During an interview with CNN‘s Jake Tapper, House Minority Leader Hakeem Jeffries (D-NY) summed up the perspective of the left: “Donald Trump is a chaos agent…[h]e’s unleashing chaos on the American people. We are not losing in court. We are actually winning in court. The Trump administration is losing. We are partnering on at least 79 different lawsuits that have been brought related to about 35 different illegal or unconstitutional executive orders. And the Trump administration continues to lose in court, after court, after court… Donald Trump is intentionally unleashing extremism and outrageous things on the American people to try to disorient everyday Americans. Donald Trump is not a king. We will never bend the knee. Not now, not ever.” 

Remember when the party out of power was called the “loyal opposition?”

Clearly, Representative Jeffries used some extreme rhetoric of his own during his statement, particularly in his discussion of the Trump Administration’s losses in court, reversals which are allegedly based on the President’s “illegal and unconstitutional” Executive Orders.

In a previous article, we discussed that these “losses” are exaggerated.  The Executive Order on Birthright citizenship for the children of illegal aliens was objectively unconstitutional; the freezing of funds for foreign aid is not.

One activity that has led to some confusion (at least among Democrats) is the firing of various government officials such as the heads of various agencies and governmental offices, an example of what Jeffries and his fellow progressives call “chaos.” (For some reason, no Democrat, except for maybe Texas Representative Henry Cueller, ever described the situation at the Southern Border during the Biden years as “chaotic”; but that is a subject for another time.)

“In an unprecedented purge of the military’s senior leadership,” CNN reports, “President Donald Trump  announced he was dismissing Chairman of the Joint Chiefs of Staff Charles Q. Brown and replacing him with Air Force Lt. Gen. John Dan ‘Razin’ Caine…[m]inutes later, [Defense Secretary Pete] Hegseth released a statement announcing he’d fired Admiral Lisa Franchetti, the chief of the Navy…Hegseth called Franchetti a ‘DEI hire’ in his 2024 book, in which he wrote: ‘If naval operations suffer, at least we can hold our heads high. Because at least we have another first! The first female member of the Joint Chiefs of Staff — hooray.’” 
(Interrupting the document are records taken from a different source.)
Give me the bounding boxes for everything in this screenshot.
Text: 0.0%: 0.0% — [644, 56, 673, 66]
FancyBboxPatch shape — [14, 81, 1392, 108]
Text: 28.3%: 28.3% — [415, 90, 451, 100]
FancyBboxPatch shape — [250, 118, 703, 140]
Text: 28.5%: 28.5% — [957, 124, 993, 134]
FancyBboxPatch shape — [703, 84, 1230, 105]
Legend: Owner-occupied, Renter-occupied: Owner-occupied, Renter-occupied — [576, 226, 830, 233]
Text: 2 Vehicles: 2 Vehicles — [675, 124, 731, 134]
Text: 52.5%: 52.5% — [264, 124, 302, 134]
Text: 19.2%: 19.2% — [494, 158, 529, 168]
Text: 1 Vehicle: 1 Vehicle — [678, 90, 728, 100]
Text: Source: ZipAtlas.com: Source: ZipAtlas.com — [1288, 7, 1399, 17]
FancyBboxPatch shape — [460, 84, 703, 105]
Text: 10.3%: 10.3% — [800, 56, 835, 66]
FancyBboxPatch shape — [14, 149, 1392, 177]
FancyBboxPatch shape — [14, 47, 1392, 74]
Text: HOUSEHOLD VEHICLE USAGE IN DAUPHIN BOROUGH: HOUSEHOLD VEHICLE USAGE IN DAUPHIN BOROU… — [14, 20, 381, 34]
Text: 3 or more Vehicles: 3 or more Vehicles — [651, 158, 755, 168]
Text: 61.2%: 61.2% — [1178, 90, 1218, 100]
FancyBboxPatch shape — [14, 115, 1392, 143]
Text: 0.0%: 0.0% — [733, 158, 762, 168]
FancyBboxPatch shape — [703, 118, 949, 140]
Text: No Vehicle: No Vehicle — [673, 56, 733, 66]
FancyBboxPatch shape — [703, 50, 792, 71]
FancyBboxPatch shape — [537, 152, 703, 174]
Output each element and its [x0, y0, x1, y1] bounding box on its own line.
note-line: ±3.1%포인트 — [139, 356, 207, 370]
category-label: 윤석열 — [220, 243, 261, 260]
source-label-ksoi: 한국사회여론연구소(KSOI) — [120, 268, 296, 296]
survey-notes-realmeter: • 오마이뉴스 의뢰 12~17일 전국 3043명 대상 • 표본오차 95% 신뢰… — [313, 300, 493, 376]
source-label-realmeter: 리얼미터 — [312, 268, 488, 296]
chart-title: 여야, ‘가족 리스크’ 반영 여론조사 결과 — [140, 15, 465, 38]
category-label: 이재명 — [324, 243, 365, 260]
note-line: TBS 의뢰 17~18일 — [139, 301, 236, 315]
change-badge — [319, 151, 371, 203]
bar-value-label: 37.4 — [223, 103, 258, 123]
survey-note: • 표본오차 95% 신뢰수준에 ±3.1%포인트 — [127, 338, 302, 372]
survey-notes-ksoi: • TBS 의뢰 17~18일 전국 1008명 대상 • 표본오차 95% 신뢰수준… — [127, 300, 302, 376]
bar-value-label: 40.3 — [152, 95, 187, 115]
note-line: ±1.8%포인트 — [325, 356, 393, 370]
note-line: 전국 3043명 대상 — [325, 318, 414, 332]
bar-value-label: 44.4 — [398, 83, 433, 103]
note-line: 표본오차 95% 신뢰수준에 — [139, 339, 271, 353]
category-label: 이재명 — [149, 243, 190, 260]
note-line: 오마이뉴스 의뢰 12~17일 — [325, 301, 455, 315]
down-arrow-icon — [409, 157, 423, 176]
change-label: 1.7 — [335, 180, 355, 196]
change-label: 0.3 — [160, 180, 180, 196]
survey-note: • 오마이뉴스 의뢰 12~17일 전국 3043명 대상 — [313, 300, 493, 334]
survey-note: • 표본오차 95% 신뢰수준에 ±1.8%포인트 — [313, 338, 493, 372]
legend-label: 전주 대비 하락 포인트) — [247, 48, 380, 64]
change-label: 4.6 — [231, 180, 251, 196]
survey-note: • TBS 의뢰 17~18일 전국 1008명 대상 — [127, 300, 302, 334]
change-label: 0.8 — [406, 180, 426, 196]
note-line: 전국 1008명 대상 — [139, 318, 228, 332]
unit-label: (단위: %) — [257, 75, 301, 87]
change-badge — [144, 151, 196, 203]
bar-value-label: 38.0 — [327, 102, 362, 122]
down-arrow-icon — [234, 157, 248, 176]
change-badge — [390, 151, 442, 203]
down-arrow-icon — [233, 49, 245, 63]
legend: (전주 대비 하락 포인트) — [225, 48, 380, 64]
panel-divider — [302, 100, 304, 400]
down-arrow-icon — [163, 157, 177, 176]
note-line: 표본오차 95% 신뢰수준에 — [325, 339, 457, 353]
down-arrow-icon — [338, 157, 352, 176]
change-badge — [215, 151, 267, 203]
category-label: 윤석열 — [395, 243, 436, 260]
Then there was this story from the Associated Press; “The Trump administration has fired about 1,000 newly hired National Park Service employees who maintain and clean parks, educate visitors and perform other functions as part of its broad-based effort to downsize government. The firings, which weren’t publicly announced but were confirmed by Democratic senators and House members, come amid what has been a chaotic rollout of an aggressive program to eliminate thousands of federal jobs.” 

According to Reuters, “[t]he campaign by President Donald Trump and his adviser Elon Musk to radically cut back the U.S. bureaucracy [has resulted in the] firing [of] more than 9,500 workers who handled everything from managing federal lands to caring for military veterans. Workers at the departments of Interior, Energy, Veterans Affairs, Agriculture and Health and Human Services had their employment terminated…[t]he firings, reported by Reuters and other major U.S. media outlets, are in addition to the roughly 75,000 workers who have taken a buyout that Trump and Musk have offered to get them to leave voluntarily, according to the White House. That equals about 3% of the 2.3 million person civilian workforce.” 

Of course, not everyone fired during this allegedly “chaotic” realignment is taking their severance pay and looking for another job.  Several, particularly the heads of certain federal agencies, have sought to keep their jobs with court actions – and some have been successful.